Sunday, June 27, 2021

Documentary 'Asian Americans' wins Peabody Award



The 5-episode documentary Asian Americans  is a winner of the 2021 Peabody Awards, one of most prestigious honors in broadcast journalism.

History and solidarity were always central concepts of the Asian Americans. We wanted to tell our own story within the context of race and justice in the U.S. Not the story of the Model Minority or the Perpetual Foreigner,” says series producer Renee Tajima-Peña. 

The critically acclaimed PBS documentary series Asian Americans was premiered a year ago on PBS. It
 is a production of WETA Washington, DC and the Center for Asian American Media (CAAM) for PBS

“Being selected for a Peabody Award is a tremendous honor for CAAM and an acknowledgement of our four decades of work to bring Asian American stories to the broadest possible audience,” says CAAM Director of Programs Donald Young, who is also one of the executive producers of Asian Americans

“Respected for its integrity and revered for its standards of excellence, the Peabody Awards elevate stories that defend the public interest, encourage empathy with others, and teach us to expand our understanding of the world around us--all goals that we here at CAAM value,” he said.

The expansive five-part series chronicles over 250 years of Asian American experiences, which are deeply intertwined with United States history at large. 

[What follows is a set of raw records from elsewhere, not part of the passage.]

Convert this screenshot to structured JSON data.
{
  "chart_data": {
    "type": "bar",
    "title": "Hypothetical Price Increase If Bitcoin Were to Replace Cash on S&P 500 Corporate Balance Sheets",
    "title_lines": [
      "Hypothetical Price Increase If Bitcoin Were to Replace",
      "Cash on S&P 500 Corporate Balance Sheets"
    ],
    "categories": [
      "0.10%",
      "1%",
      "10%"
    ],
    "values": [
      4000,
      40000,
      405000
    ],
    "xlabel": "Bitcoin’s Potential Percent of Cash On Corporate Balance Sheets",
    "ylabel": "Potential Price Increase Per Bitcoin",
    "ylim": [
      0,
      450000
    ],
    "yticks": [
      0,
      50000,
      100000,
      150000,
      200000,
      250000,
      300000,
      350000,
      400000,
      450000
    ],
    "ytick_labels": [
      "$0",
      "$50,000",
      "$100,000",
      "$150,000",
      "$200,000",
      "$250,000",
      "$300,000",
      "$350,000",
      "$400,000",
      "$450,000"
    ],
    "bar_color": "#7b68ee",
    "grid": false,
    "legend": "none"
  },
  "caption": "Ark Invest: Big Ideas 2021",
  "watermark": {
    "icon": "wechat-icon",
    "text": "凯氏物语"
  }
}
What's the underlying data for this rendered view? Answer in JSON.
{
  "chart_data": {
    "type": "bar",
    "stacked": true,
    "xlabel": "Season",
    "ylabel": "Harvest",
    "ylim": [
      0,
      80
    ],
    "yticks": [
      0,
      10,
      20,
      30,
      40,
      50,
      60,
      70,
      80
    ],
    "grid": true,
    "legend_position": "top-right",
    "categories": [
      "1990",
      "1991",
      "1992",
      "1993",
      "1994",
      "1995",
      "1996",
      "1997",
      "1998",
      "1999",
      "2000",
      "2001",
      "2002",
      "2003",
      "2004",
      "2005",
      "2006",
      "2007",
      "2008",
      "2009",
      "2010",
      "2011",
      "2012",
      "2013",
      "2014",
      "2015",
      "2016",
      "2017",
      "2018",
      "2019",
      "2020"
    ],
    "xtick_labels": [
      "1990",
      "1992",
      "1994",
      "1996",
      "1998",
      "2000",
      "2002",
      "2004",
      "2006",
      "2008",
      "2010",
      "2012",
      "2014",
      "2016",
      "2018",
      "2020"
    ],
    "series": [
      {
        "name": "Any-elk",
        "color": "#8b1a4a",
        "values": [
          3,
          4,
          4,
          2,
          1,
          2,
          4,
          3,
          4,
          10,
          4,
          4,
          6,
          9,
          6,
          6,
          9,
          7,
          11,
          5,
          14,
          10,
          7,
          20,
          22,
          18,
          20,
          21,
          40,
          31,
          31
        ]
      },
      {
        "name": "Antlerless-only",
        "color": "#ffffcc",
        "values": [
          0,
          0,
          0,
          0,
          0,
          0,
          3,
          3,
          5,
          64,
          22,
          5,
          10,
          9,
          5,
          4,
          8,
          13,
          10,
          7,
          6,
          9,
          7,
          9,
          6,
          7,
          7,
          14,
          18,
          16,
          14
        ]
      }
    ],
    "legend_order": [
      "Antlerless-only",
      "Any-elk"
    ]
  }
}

“One thing that’s really important about the team that came together to make Asian Americans is that everyone has a long track record of being invested in the Asian American story. And we could locate our own family stories in the series. We figured out that Don’s family has been here the longest, back to the early Chinese migration in the 1800s,” says Tajima-Peña. “My grandparents came in the early 1900s—sugar cane workers, picture brides, all of whom had no pathway to citizenship for 50 years in America. Jean Tsien, Grace Lee and Geeta Gandbhir could trace their families’ arrivals to the 1965 immigration reforms. S. Leo Chiang was a parachute kid. Duc Nguyen, one of our archivists, arrived as a refugee from Vietnam.”

Asian Americans is one of the 30 works cited this year. The Peabody 30 are the best of over 1,300 entries submitted from television, podcasts/radio and the web in entertainment, news, documentary, arts, children’s/youth, public service and multimedia programming.
For the complete list of Peabody awardees, click here.
Asian Americans, narrated by Daniel Dae Kim and Tamlyn Tomita, chronicles the role of Asian Americans who did the most dangerous work of tunneling through the Sierras to build the Transcontinental Railroad, petitioned the Supreme Court to grant birthright citizenship, and challenged racial school segregation. And this history continued through the 20th century and into the 21st century. 

“Asian Americans continued to fight for justice in the courts, at the ballot box, in the streets, the fields, on campuses and in the culture. We’re fighting today. That’s the story we wanted to tell.”